No ordenamento jurídico -constitucional brasileiro, a competência para julgamento das contas do chefe do poder Executivo, seja Federal, Estadual ou Municipal é exclusiva do Poder Legislativo respectivos, no entanto o legislador originário de 1988, sabiamente criou os Tribunais de Contas que atuam nas três esferas como órgão auxiliar do Poder Legislativo, suas prerrogativas são de apreciação das constas prestadas anualmente pelo chefe do Poder executivo, contudo caberá aos legislativo o julgamento das mesmas, ( CF art. 49, inciso IX).
Há instrumentos legais que atribuem atividades específicas aos TCs que auxiliam no seu papel, cita-se a Lei Complementar nº 101/2000 - Lei de Responsabilidade Fiscal, a Lei nº 4.320/1964 que Disposições sobre Direito Financeiro, e ainda Lei nº 8.666/1993 que dispõe acerca de Licitações e Contratos, dentre outras.
No que ser refere as nomeações dos membros do Tribunais de Contas ai esta o problema, são de indicação do Legislativo, geralmente as indicações são de políticos em fim de carreira, desgastados pela opinião publica, o mais comum é a nomeação de ex governador, irmão de governador, amigos e parentes de deputados, dentre outros. Fica a indagação! Esse servidor que tem o papel de fazer o controle externo das contas publicas será isento nas analises e pareceres, ou sofrem interferência politica de quem os nomeou?. Em todos os estados da federação a prática é a mesma.
A falta de confiança nesse órgão por parte do povo, imperativo se faz que a sociedade precisa fazer pressão politica para melhorar o controle dos gastos do dinheiro publico pelo chefe do Executivo, para com isso seja fiscalizado de acordo com que a lei reza, esse controle nas contas publicas – que é dinheiro do contribuinte deve ser realizado sem qualquer interferência politica de quem quer que seja.
O Ministério Publico guardião da lei, precisa agir com mais rigor no que se refere a administração do dinheiro dinheiro publico, para que o poder judiciário possa fazer valer a lei e punir os culpados.
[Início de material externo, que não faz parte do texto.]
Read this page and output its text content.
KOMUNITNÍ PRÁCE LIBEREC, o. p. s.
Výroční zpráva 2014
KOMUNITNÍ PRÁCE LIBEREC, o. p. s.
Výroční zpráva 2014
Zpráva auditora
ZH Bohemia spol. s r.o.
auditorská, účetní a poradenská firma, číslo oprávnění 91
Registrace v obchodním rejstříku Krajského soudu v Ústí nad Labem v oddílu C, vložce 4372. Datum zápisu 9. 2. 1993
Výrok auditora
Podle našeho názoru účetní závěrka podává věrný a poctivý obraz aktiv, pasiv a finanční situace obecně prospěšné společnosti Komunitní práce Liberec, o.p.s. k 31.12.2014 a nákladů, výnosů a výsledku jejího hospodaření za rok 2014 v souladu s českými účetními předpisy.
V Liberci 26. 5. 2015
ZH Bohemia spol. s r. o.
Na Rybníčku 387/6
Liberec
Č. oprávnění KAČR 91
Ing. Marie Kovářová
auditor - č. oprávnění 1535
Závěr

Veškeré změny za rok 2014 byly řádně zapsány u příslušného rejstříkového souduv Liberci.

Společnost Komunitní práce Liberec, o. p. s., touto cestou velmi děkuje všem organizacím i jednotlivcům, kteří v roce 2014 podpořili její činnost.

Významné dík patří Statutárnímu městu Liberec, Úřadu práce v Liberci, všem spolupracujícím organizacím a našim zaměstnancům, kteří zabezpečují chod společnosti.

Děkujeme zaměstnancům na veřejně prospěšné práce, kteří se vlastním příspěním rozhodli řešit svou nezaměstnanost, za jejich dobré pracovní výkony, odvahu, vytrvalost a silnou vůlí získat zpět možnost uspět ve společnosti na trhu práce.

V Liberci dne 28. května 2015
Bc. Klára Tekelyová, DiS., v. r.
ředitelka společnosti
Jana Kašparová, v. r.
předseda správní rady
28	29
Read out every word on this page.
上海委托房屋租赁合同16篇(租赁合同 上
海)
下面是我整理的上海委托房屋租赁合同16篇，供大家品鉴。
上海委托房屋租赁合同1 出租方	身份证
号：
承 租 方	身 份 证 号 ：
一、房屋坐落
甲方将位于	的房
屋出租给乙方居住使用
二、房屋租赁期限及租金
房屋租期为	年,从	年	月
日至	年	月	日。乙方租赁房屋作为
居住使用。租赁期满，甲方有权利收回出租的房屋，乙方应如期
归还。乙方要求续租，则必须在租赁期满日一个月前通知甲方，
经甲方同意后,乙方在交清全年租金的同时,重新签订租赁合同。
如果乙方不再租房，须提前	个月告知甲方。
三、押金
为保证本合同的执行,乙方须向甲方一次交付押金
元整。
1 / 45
Em arremate, precisa-se com urgencia fazer uma reforma na legislação no que se pertine a nomeação para os Tribunais de Contas do Estados e da União, não pode ficar na mão de politicos esse papel, pois é colocar a raposa pra cuidar do galinheiro, não se pode dizer que esse orgão não é de grande valia para o controle das externo das contas públicas, a duvida é a forma de nomeaçao e como os conselheiros se portam depois de nomeados – se irão servir ao povo ou ao seu senhor.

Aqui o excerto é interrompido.